Mr Coe also made an interesting statement that the only way you can build public transport infrastructure is to build roads—it is the only thing you can do. Perhaps Mr Coe needs to look to the example of Brisbane, where they have put in significant bus infrastructure capital works, with busways, park and rides—
Mrs Dunne: That is a road.
MS BRESNAN: It is actually not a road. Why don’t you want to look at what it actually is. It is a busway, and it is a busway that can incorporate a change in technology. If light rail is brought into Brisbane, it will be able to incorporate that. This was championed by a Liberal lord mayor. Perhaps Mr Coe could use some of his study travel budget to visit Brisbane and see what has been done there.
Finally, let me go to a fact that has not been mentioned.
Members interjecting—
MR SPEAKER: Thank you, members. Order!
MS BRESNAN: Thank you, Mr Speaker. Let me go to a fact that we have not have had any great discussion about. We still have no commitment from the federal government to fund the freeway. Yet both the government and the Canberra Liberals are prepared to blindly go on and commit $144 million of ACT taxpayers’ money to do something that will not solve congestion problems and when we have no guarantee that it will actually happen. If the federal government think this is such an important project, why don’t they fund the cost of it and allow the government here in the ACT to invest in a rapid public transport system that would address congestion in the north of Canberra.
I have to say—I do not know if it is a first; it is probably a first—that it was wonderful to hear Mr Hanson positively quoting a government document with the EIS. It was good to also hear the 1970s fact—
Members interjecting—
MR SPEAKER: Thank you, members. Let’s hear Ms Bresnan.

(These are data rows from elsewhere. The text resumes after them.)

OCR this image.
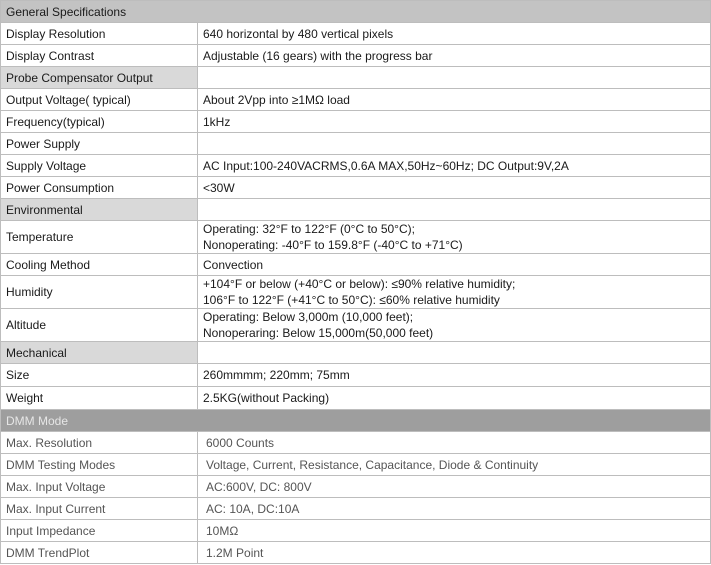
General Specifications	
Display Resolution	640 horizontal by 480 vertical pixels
Display Contrast	Adjustable (16 gears) with the progress bar
Probe Compensator Output	
Output Voltage( typical)	About 2Vpp into ≥1MΩ load
Frequency(typical)	1kHz
Power Supply	
Supply Voltage	AC Input:100-240VACRMS,0.6A MAX,50Hz~60Hz; DC Output:9V,2A
Power Consumption	<30W
Environmental	
Temperature	Operating: 32°F to 122°F (0°C to 50°C);
Nonoperating: -40°F to 159.8°F (-40°C to +71°C)

Cooling Method	Convection
Humidity	+104°F or below (+40°C or below): ≤90% relative humidity;
106°F to 122°F (+41°C to 50°C): ≤60% relative humidity

Altitude	Operating: Below 3,000m (10,000 feet);
Nonoperaring: Below 15,000m(50,000 feet)

Mechanical	
Size	260mmmm; 220mm; 75mm
Weight	2.5KG(without Packing)
DMM Mode	
Max. Resolution	6000 Counts
DMM Testing Modes	Voltage, Current, Resistance, Capacitance, Diode & Continuity
Max. Input Voltage	AC:600V, DC: 800V
Max. Input Current	AC: 10A, DC:10A
Input Impedance	10MΩ
DMM TrendPlot	1.2M Point
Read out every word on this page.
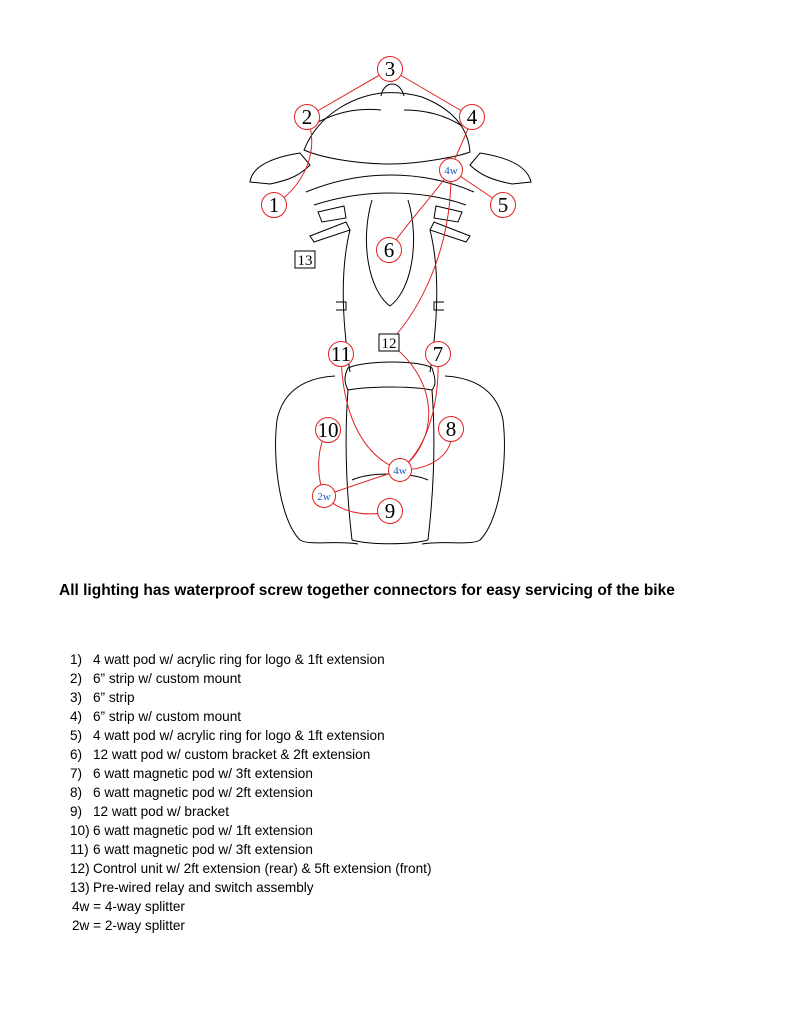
1
2
3
4
5
6
7
8
9
10
11
4w
4w
2w
12
13
All lighting has waterproof screw together connectors for easy servicing of the bike
1) 4 watt pod w/ acrylic ring for logo & 1ft extension
2) 6” strip w/ custom mount
3) 6” strip
4) 6” strip w/ custom mount
5) 4 watt pod w/ acrylic ring for logo & 1ft extension
6) 12 watt pod w/ custom bracket & 2ft extension
7) 6 watt magnetic pod w/ 3ft extension
8) 6 watt magnetic pod w/ 2ft extension
9) 12 watt pod w/ bracket
10) 6 watt magnetic pod w/ 1ft extension
11) 6 watt magnetic pod w/ 3ft extension
12) Control unit w/ 2ft extension (rear) & 5ft extension (front)
13) Pre-wired relay and switch assembly
4w = 4-way splitter
2w = 2-way splitter
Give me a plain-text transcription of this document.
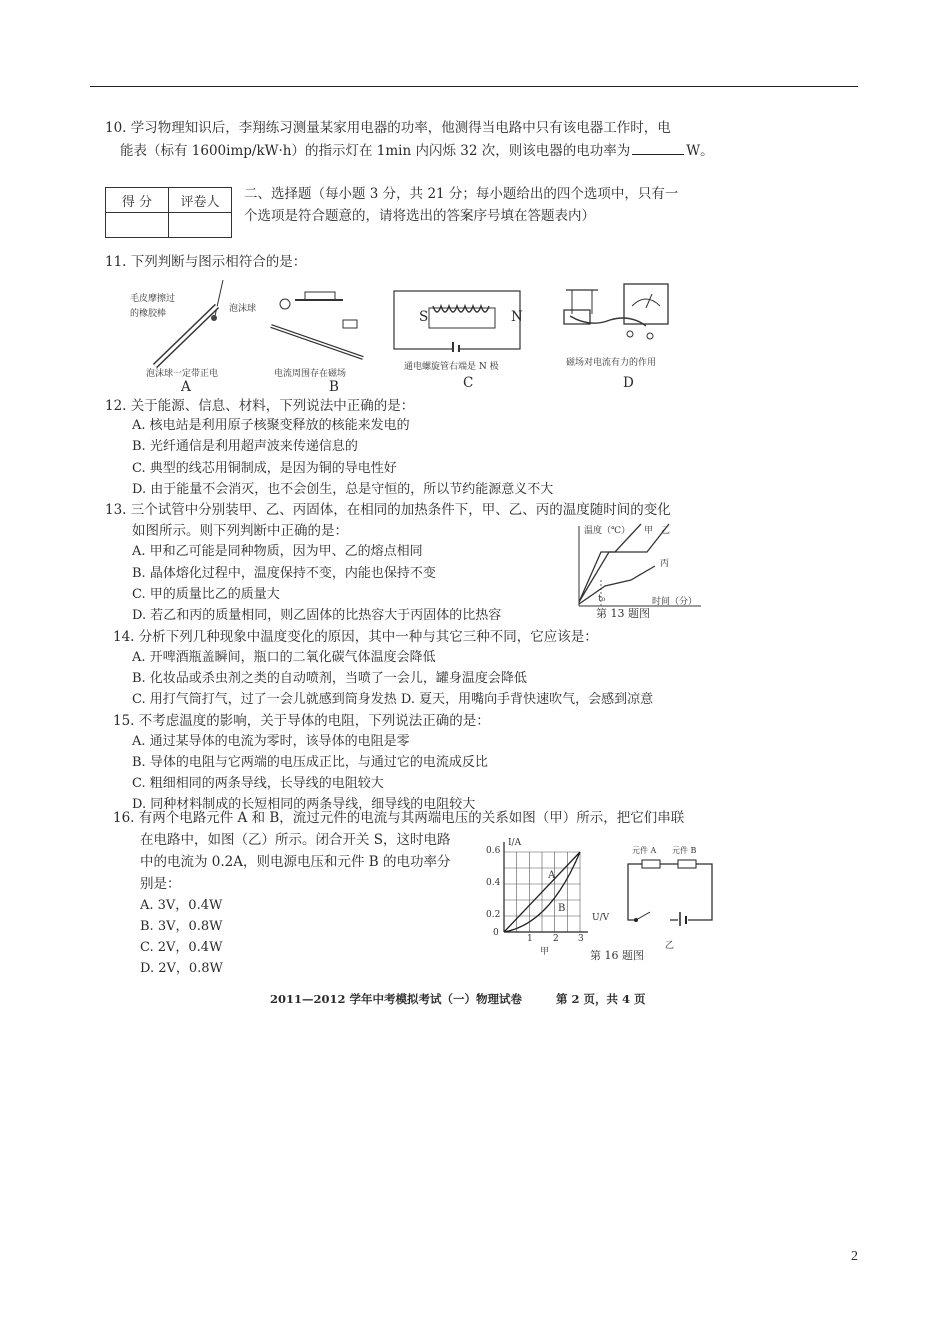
10. 学习物理知识后，李翔练习测量某家用电器的功率，他测得当电路中只有该电器工作时，电
能表（标有 1600imp/kW·h）的指示灯在 1min 内闪烁 32 次，则该电器的电功率为	W。
得 分	评卷人
	二、选择题（每小题 3 分，共 21 分；每小题给出的四个选项中，只有一
个选项是符合题意的，请将选出的答案序号填在答题表内）
11. 下列判断与图示相符合的是：
毛皮摩擦过
的橡胶棒	泡沫球
泡沫球一定带正电
A
电流周围存在磁场
B
S	N
通电螺旋管右端是 N 极
C
磁场对电流有力的作用
D
12. 关于能源、信息、材料，下列说法中正确的是：
A. 核电站是利用原子核聚变释放的核能来发电的
B. 光纤通信是利用超声波来传递信息的
C. 典型的线芯用铜制成，是因为铜的导电性好
D. 由于能量不会消灭，也不会创生，总是守恒的，所以节约能源意义不大
13. 三个试管中分别装甲、乙、丙固体，在相同的加热条件下，甲、乙、丙的温度随时间的变化
如图所示。则下列判断中正确的是：
A. 甲和乙可能是同种物质，因为甲、乙的熔点相同
B. 晶体熔化过程中，温度保持不变，内能也保持不变
C. 甲的质量比乙的质量大
D. 若乙和丙的质量相同，则乙固体的比热容大于丙固体的比热容
温度（℃） 甲 乙
丙
t₀	时间（分）
第 13 题图
14. 分析下列几种现象中温度变化的原因，其中一种与其它三种不同，它应该是：
A. 开啤酒瓶盖瞬间，瓶口的二氧化碳气体温度会降低
B. 化妆品或杀虫剂之类的自动喷剂，当喷了一会儿，罐身温度会降低
C. 用打气筒打气，过了一会儿就感到筒身发热 D. 夏天，用嘴向手背快速吹气，会感到凉意
15. 不考虑温度的影响，关于导体的电阻，下列说法正确的是：
A. 通过某导体的电流为零时，该导体的电阻是零
B. 导体的电阻与它两端的电压成正比，与通过它的电流成反比
C. 粗细相同的两条导线，长导线的电阻较大
D. 同种材料制成的长短相同的两条导线，细导线的电阻较大
16. 有两个电路元件 A 和 B，流过元件的电流与其两端电压的关系如图（甲）所示，把它们串联
在电路中，如图（乙）所示。闭合开关 S，这时电路
中的电流为 0.2A，则电源电压和元件 B 的电功率分
别是：
A. 3V，0.4W
B. 3V，0.8W
C. 2V，0.4W
D. 2V，0.8W
0.6
0.4
0.2
0
I/A
U/V
1 2 3
A
B
甲
元件 A 元件 B
乙
第 16 题图
2011—2012 学年中考模拟考试（一）物理试卷	第 2 页，共 4 页
2
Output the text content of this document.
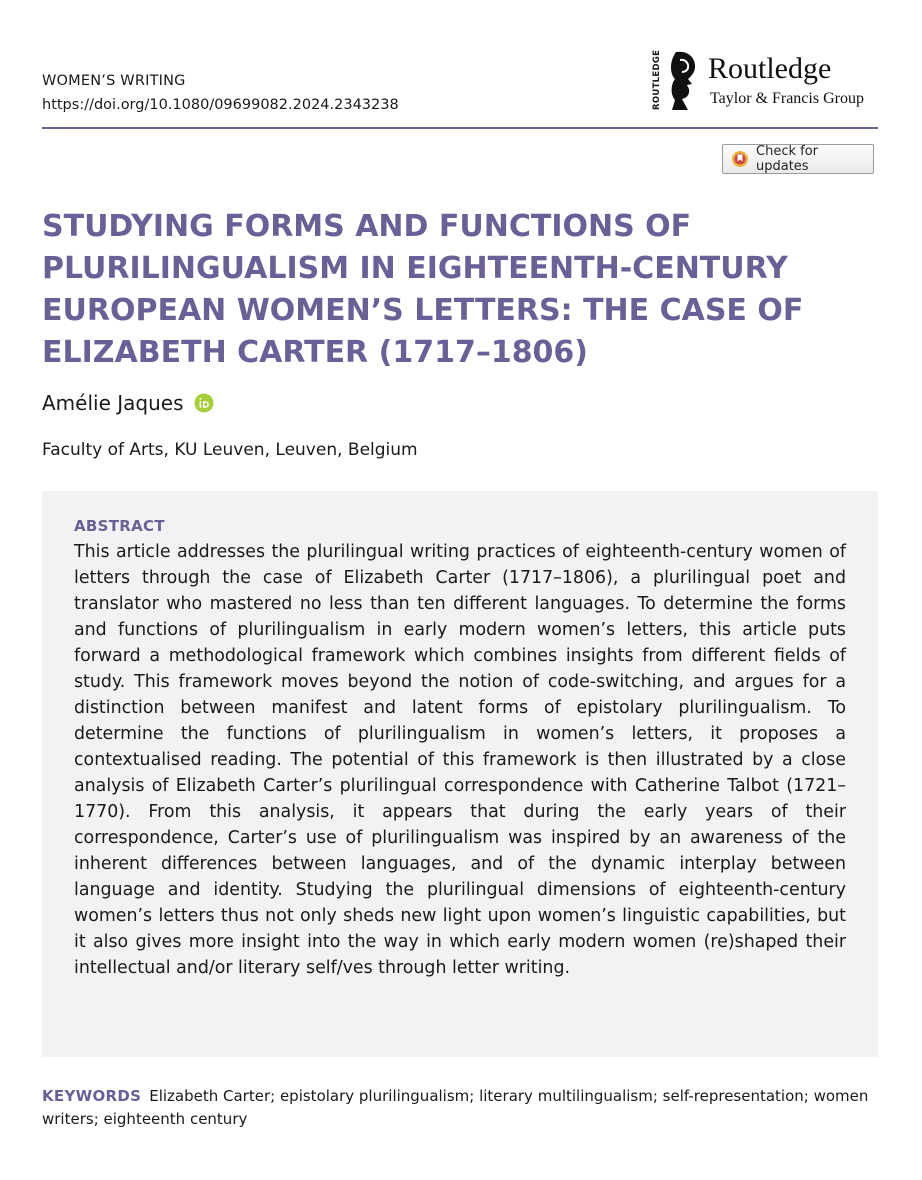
WOMEN’S WRITING
https://doi.org/10.1080/09699082.2024.2343238	ROUTLEDGE Routledge
Taylor & Francis Group
Check for updates
STUDYING FORMS AND FUNCTIONS OF PLURILINGUALISM IN EIGHTEENTH-CENTURY EUROPEAN WOMEN’S LETTERS: THE CASE OF ELIZABETH CARTER (1717–1806)
Amélie Jaques
Faculty of Arts, KU Leuven, Leuven, Belgium
ABSTRACT

This article addresses the plurilingual writing practices of eighteenth-century women of letters through the case of Elizabeth Carter (1717–1806), a plurilingual poet and translator who mastered no less than ten different languages. To determine the forms and functions of plurilingualism in early modern women’s letters, this article puts forward a methodological framework which combines insights from different fields of study. This framework moves beyond the notion of code-switching, and argues for a distinction between manifest and latent forms of epistolary plurilingualism. To determine the functions of plurilingualism in women’s letters, it proposes a contextualised reading. The potential of this framework is then illustrated by a close analysis of Elizabeth Carter’s plurilingual correspondence with Catherine Talbot (1721–1770). From this analysis, it appears that during the early years of their correspondence, Carter’s use of plurilingualism was inspired by an awareness of the inherent differences between languages, and of the dynamic interplay between language and identity. Studying the plurilingual dimensions of eighteenth-century women’s letters thus not only sheds new light upon women’s linguistic capabilities, but it also gives more insight into the way in which early modern women (re)shaped their intellectual and/or literary self/ves through letter writing.

KEYWORDS Elizabeth Carter; epistolary plurilingualism; literary multilingualism; self-representation; women writers; eighteenth century
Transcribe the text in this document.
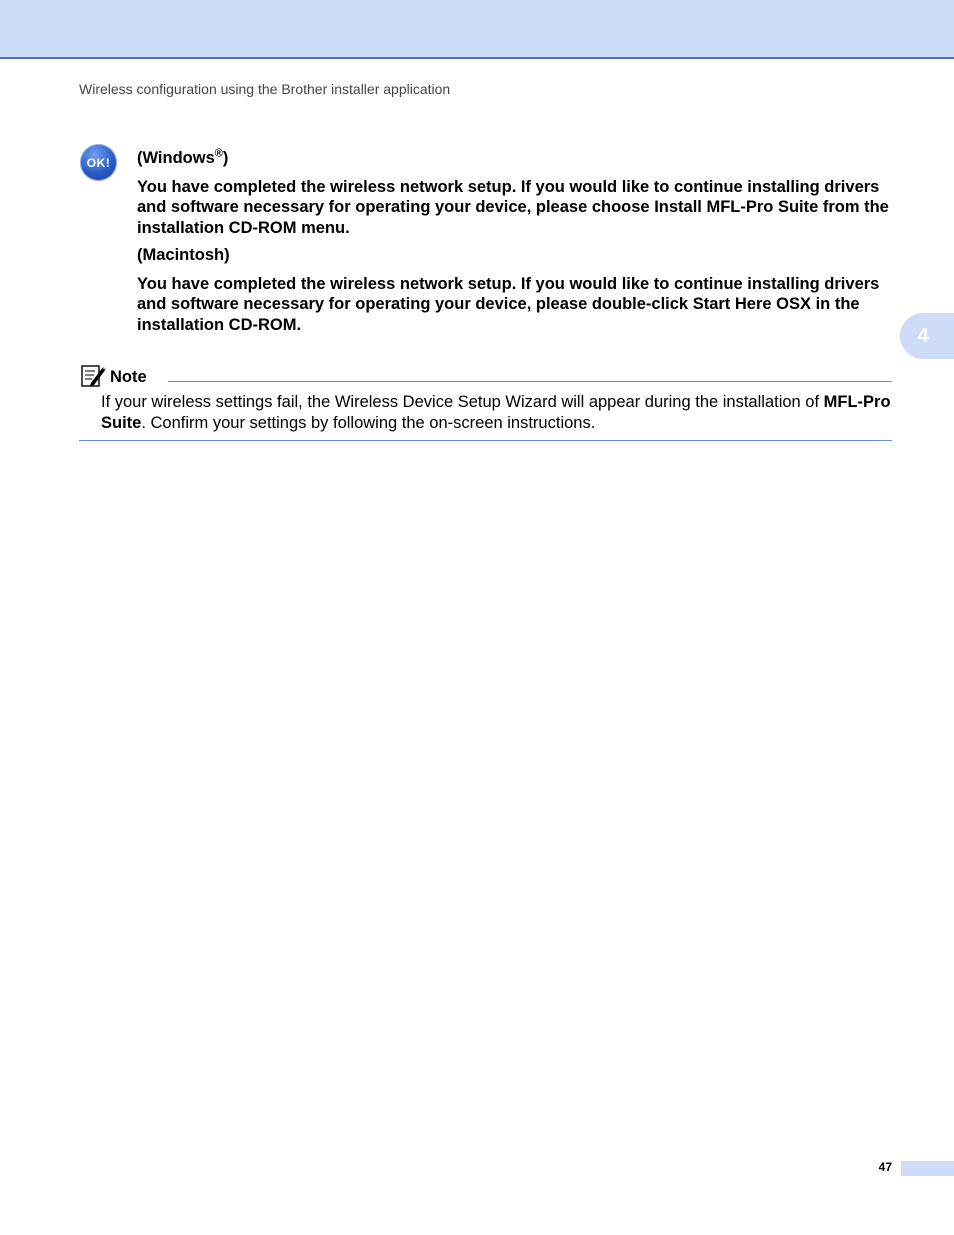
Wireless configuration using the Brother installer application
OK! (Windows®)

You have completed the wireless network setup. If you would like to continue installing drivers and software necessary for operating your device, please choose Install MFL-Pro Suite from the installation CD-ROM menu.

(Macintosh)

You have completed the wireless network setup. If you would like to continue installing drivers and software necessary for operating your device, please double-click Start Here OSX in the installation CD-ROM.	4
Note

If your wireless settings fail, the Wireless Device Setup Wizard will appear during the installation of MFL-Pro Suite. Confirm your settings by following the on-screen instructions.

47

MS BRESNAN: Thank you, Mr Speaker. It was also good to hear the 1970s fact quoted not just by Dr Bourke but by Mr Hanson. Both the Labor and Liberal parties seem to be looking for inspiration to a policy from 40 years ago for their transport policy. It is laughable that Mr Hanson accused the Greens of being in the past when their idea of transport planning was from the 1970s. Now at least we know where they get their policy inspiration from.